YELAPA, Mexico - It was only six months ago that this shot was taken, but it seems like an eternity.
At that time, Sabbatical was still in Puerto Vallarta and we took a tour boat ride along with several friends - including Dan Olsen who shot this photo - to the village of Yelapa, about which I think I wrote at the time.
Now, Sabbatical is in San Diego with a big For Sale sign on it, son Dustin is living in Puerto Vallarta fulltime, and I'm sitting in Valois New York, looking out at Seneca Lake, trying to calculate exactly how much beer to carry on today's boating expedition (about three miles down the lake) and if we have enough gasoline to make it down and back to cousin Ruth's dock.
When I posed with the iguana, it was a good thing I had already consumed several bottles of Pacifico (my favorite Mexico beer) because those critters cling to your shoulder with their claws. The claws aren't sharp, but damn, there is power in them and it reminded me of having full-grown parrots on my shoulder. Having any animal with big teeth (or a sharp beak) really close to my ears and nose is not my idea of having a good time.
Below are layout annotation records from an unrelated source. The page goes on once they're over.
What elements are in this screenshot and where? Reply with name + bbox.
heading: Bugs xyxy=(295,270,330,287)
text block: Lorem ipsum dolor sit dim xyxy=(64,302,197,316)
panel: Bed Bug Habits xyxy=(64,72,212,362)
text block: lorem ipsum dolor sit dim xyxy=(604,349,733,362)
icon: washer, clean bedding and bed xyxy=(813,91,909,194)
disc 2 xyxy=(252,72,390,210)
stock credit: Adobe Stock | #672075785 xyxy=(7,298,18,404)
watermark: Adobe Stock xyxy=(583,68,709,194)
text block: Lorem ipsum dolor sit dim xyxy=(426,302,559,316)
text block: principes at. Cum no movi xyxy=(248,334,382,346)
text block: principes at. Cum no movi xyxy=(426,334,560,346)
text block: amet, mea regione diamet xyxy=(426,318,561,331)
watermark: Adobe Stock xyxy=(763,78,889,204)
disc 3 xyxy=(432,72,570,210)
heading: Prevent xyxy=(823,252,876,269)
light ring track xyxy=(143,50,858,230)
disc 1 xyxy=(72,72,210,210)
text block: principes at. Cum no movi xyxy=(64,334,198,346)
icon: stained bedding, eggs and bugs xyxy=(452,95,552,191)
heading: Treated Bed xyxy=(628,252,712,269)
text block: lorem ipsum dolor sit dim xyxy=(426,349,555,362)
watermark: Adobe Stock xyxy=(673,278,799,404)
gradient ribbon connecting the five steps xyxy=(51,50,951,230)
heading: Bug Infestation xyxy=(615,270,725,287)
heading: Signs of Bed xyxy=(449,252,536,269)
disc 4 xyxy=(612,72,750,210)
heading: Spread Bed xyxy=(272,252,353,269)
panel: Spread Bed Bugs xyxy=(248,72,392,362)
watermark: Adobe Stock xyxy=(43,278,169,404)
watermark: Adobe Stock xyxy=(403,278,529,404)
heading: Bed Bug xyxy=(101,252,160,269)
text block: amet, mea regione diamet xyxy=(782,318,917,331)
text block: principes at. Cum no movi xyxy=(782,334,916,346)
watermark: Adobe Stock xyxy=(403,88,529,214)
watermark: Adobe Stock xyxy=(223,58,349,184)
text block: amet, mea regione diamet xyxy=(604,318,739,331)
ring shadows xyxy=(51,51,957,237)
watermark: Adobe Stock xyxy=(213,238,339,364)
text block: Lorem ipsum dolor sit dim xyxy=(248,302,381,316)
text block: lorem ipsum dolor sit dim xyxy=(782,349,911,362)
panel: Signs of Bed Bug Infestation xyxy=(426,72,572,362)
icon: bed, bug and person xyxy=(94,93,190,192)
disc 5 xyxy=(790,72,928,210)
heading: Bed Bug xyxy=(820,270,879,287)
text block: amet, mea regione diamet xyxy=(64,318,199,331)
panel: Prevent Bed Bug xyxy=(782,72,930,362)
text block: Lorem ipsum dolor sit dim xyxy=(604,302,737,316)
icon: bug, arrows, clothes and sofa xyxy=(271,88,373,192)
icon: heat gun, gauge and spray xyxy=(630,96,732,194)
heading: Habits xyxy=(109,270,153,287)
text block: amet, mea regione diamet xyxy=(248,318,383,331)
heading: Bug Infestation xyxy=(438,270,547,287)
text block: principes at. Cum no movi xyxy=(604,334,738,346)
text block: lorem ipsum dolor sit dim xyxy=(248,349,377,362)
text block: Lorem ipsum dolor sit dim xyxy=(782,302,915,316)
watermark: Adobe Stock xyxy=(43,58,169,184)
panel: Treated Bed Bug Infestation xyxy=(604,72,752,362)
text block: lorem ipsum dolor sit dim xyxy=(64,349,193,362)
But I'm smiling in the photo... (Thanks, Pacifico.)
There are no iguanas in upstate New York, not even much in the reptile family, except for rattlesnakes about which I was warned about this past week. "Timber rattlers six feet long," I was told by the fellow of picks up our trash every Friday and who loves to jaw for a half-hour when he stops.
He's deathly afraid of snakes and carries a .357 magnum revolver in his truck in case he encounters any snakes in his daily routine.
I would love to walk out some Friday morning with a four-foot long iguana on my shoulder just to see his reaction. Well, as long as he couldn't reach his gun, anyway.